Nella gita parrocchiale del mese scorso abbiamo visitato gli scavi di Pompei.

Pompei: la città morta che vive. Così è stata definita l’antica città che venne interamente sepolta da un’eruzione apocalittica nel 79 dopo Cristo. Abbiamo una descrizione di questo evento drammatico in una lettera che Plinio il Giovane scrisse a Tacito.

Nel 1748 iniziarono gli scavi che ancora oggi sono in corso. Scavi che riportano alla luce l’antica città.

L’eruzione è stata paradossalmente provvidenziale, come scrisse Goethe nel 1786 dopo aver visitato Pompei: “Molte sciagure sono accadute nel mondo, ma poche hanno procurato altrettanta gioia alla posterità. Credo sia difficile vedere qualcosa di più interessante”.

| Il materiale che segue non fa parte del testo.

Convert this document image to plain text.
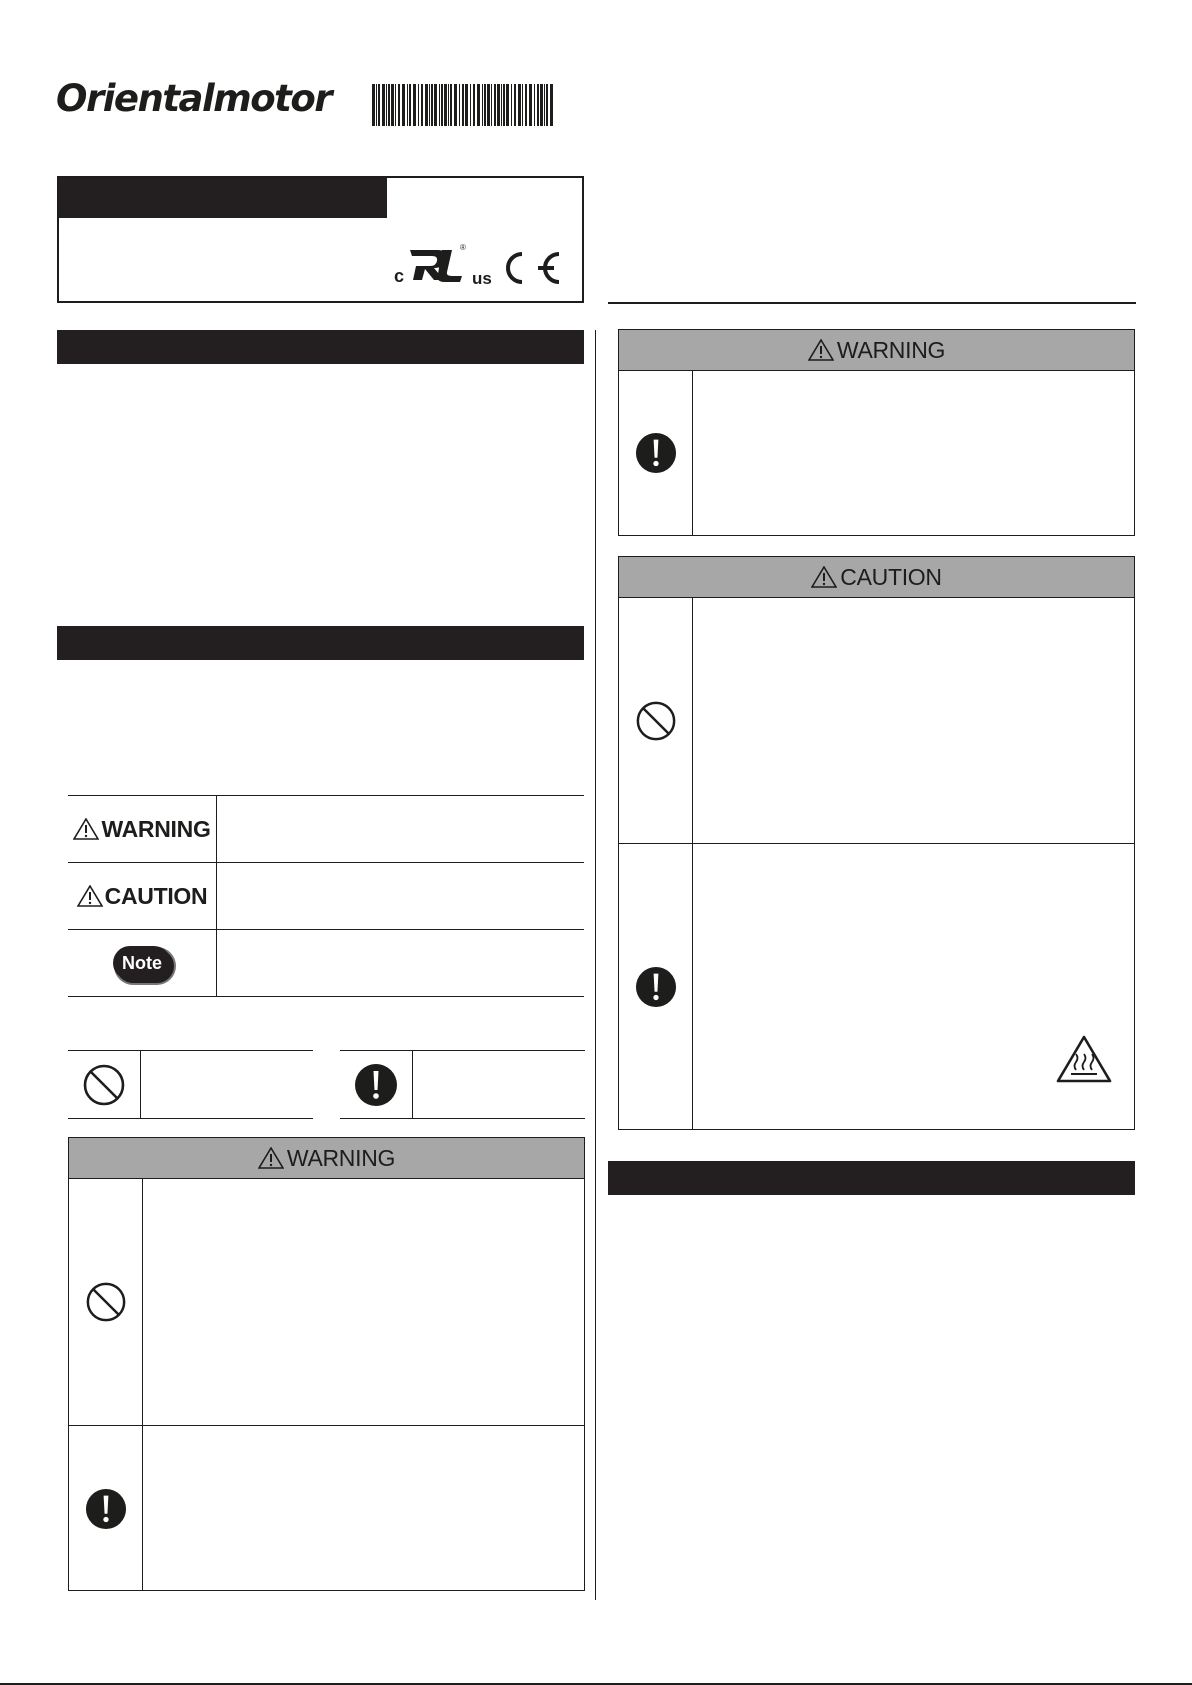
Orientalmotor
c
®
us
WARNING
CAUTION
Note
WARNING
WARNING
CAUTION
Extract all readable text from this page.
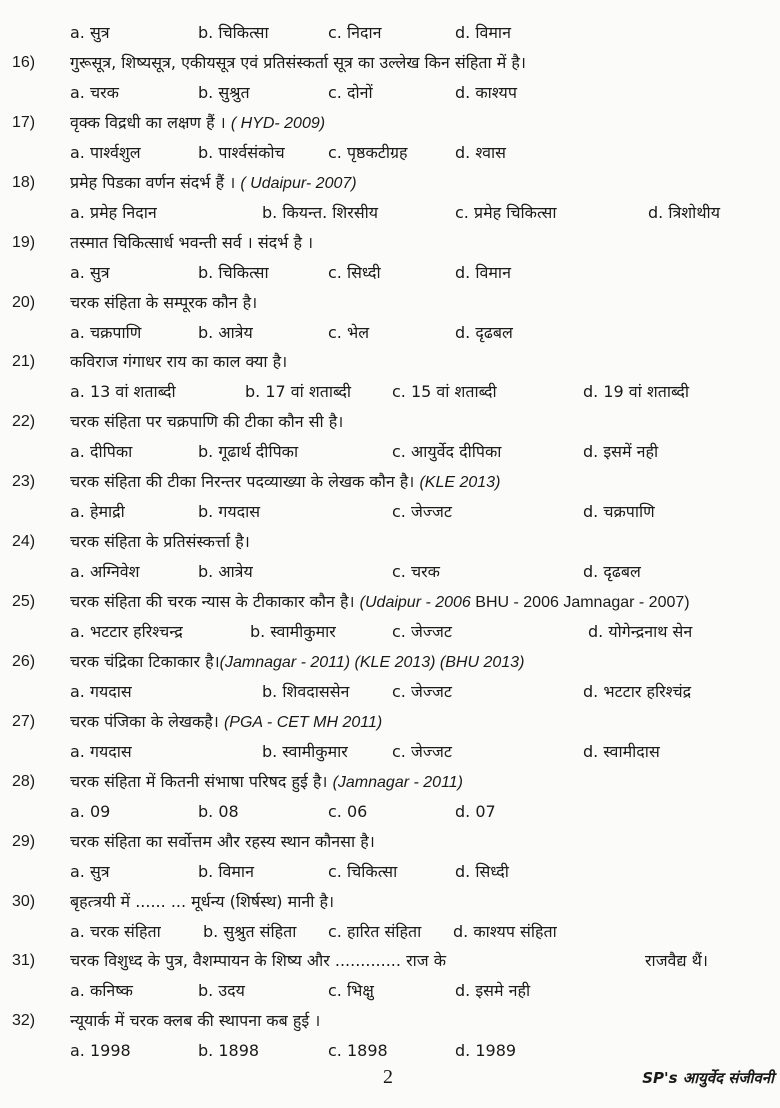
a. सुत्र	b. चिकित्सा	c. निदान	d. विमान
16) गुरूसूत्र, शिष्यसूत्र, एकीयसूत्र एवं प्रतिसंस्कर्ता सूत्र का उल्लेख किन संहिता में है।
a. चरक	b. सुश्रुत	c. दोनों	d. काश्यप
17) वृक्क विद्रधी का लक्षण हैं । ( HYD- 2009)
a. पार्श्वशुल	b. पार्श्वसंकोच	c. पृष्ठकटीग्रह	d. श्वास
18) प्रमेह पिडका वर्णन संदर्भ हैं । ( Udaipur- 2007)
a. प्रमेह निदान	b. कियन्त. शिरसीय	c. प्रमेह चिकित्सा	d. त्रिशोथीय
19) तस्मात चिकित्सार्ध भवन्ती सर्व । संदर्भ है ।
a. सुत्र	b. चिकित्सा	c. सिध्दी	d. विमान
20) चरक संहिता के सम्पूरक कौन है।
a. चक्रपाणि	b. आत्रेय	c. भेल	d. दृढबल
21) कविराज गंगाधर राय का काल क्या है।
a. 13 वां शताब्दी	b. 17 वां शताब्दी	c. 15 वां शताब्दी	d. 19 वां शताब्दी
22) चरक संहिता पर चक्रपाणि की टीका कौन सी है।
a. दीपिका	b. गूढार्थ दीपिका	c. आयुर्वेद दीपिका	d. इसमें नही
23) चरक संहिता की टीका निरन्तर पदव्याख्या के लेखक कौन है। (KLE 2013)
a. हेमाद्री	b. गयदास	c. जेज्जट	d. चक्रपाणि
24) चरक संहिता के प्रतिसंस्कर्त्ता है।
a. अग्निवेश	b. आत्रेय	c. चरक	d. दृढबल
25) चरक संहिता की चरक न्यास के टीकाकार कौन है। (Udaipur - 2006 BHU - 2006 Jamnagar - 2007)
a. भटटार हरिश्चन्द्र	b. स्वामीकुमार	c. जेज्जट	d. योगेन्द्रनाथ सेन
26) चरक चंद्रिका टिकाकार है।(Jamnagar - 2011) (KLE 2013) (BHU 2013)
a. गयदास	b. शिवदाससेन	c. जेज्जट	d. भटटार हरिश्चंद्र
27) चरक पंजिका के लेखकहै। (PGA - CET MH 2011)
a. गयदास	b. स्वामीकुमार	c. जेज्जट	d. स्वामीदास
28) चरक संहिता में कितनी संभाषा परिषद हुई है। (Jamnagar - 2011)
a. 09	b. 08	c. 06	d. 07
29) चरक संहिता का सर्वोत्तम और रहस्य स्थान कौनसा है।
a. सुत्र	b. विमान	c. चिकित्सा	d. सिध्दी
30) बृहत्त्रयी में ...... ... मूर्धन्य (शिर्षस्थ) मानी है।
a. चरक संहिता	b. सुश्रुत संहिता c. हारित संहिता d. काश्यप संहिता
31) चरक विशुध्द के पुत्र, वैशम्पायन के शिष्य और ............. राज के	राजवैद्य थैं।
a. कनिष्क	b. उदय	c. भिक्षु	d. इसमे नही
32) न्यूयार्क में चरक क्लब की स्थापना कब हुई ।
a. 1998	b. 1898	c. 1898	d. 1989
2	SP's आयुर्वेद संजीवनी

La lava e la cenere sono state per l’antica città una sorta di copertura che ha permesso alla città di mantenere nei secoli la sua integrità, di essere protetta dalle intemperie. Per la terribile disgrazia del 79 noi possiamo conoscere la vita dell’antica città romana, di capire chi erano gli abitanti di Pompei, di sapere come vivevano, come amavano, cosa mangiavano, come si divertivano. Insomma una “disgrazia provvidenziale” per la storia.